[Feature]: Self-Improving Instructions - Auto-suggest CLAUDE.md updates
Summary
Enable Claude to proactively suggest updates to CLAUDE.md and .claude/rules/*.md files based on code changes, user corrections, and repeated questions.
Problem
Current instruction files are static - they become stale as projects evolve:
- User corrections are forgotten between sessions
- New patterns/conventions aren't documented
- Teams repeatedly answer the same questions
- Instructions drift from actual codebase practices
Proposed Solution
Add triggers for Claude to proactively suggest instruction updates:
Trigger 1: Code Changes That Affect Patterns
When Claude introduces new utilities, components, or architectural patterns:
_"I've introduced [new pattern]. Should I update the instructions to document this?"_
Trigger 2: User Correction
When the user corrects Claude for not following a convention:
_"I didn't follow [instruction]. Should I update the rules to make this clearer?"_
Trigger 3: Repeated Questions
When Claude asks about the same topic multiple times:
_"I've asked about [topic] several times.

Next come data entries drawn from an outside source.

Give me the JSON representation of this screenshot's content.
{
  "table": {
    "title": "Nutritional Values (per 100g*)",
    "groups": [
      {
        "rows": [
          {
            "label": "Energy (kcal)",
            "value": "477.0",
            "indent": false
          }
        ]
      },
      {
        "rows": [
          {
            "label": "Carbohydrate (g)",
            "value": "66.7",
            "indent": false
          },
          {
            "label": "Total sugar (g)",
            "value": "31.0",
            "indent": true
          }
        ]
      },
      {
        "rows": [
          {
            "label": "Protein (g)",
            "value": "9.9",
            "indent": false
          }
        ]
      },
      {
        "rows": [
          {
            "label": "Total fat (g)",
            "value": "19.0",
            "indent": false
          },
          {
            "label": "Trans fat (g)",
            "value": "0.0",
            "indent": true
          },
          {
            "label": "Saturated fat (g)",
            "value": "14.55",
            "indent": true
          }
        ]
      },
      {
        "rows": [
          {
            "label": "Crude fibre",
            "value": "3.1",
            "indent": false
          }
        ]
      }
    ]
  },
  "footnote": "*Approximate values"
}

Should I document this?"_
Possible Implementation
- New
/learncommand to explicitly capture corrections - Auto-detect patterns that should be documented
- Propose edits to CLAUDE.md with user approval
- Track "instruction violations" to strengthen weak rules
Proof of Concept
We've implemented this pattern manually by adding a "Self-Improving Instructions" section to our CLAUDE.md:
Benefits
| Aspect | Static Instructions | Self-Improving |
|--------|---------------------|----------------|
| Maintenance | Manual updates | Prompted updates |
| Accuracy | Degrades over time | Improves over time |
| Knowledge capture | Often forgotten | Actively captured |
| Team alignment | Inconsistent | Continuously aligned |
Why This Matters
This creates a feedback loop where instructions evolve with the project, making Claude more effective over time without requiring users to manually maintain documentation.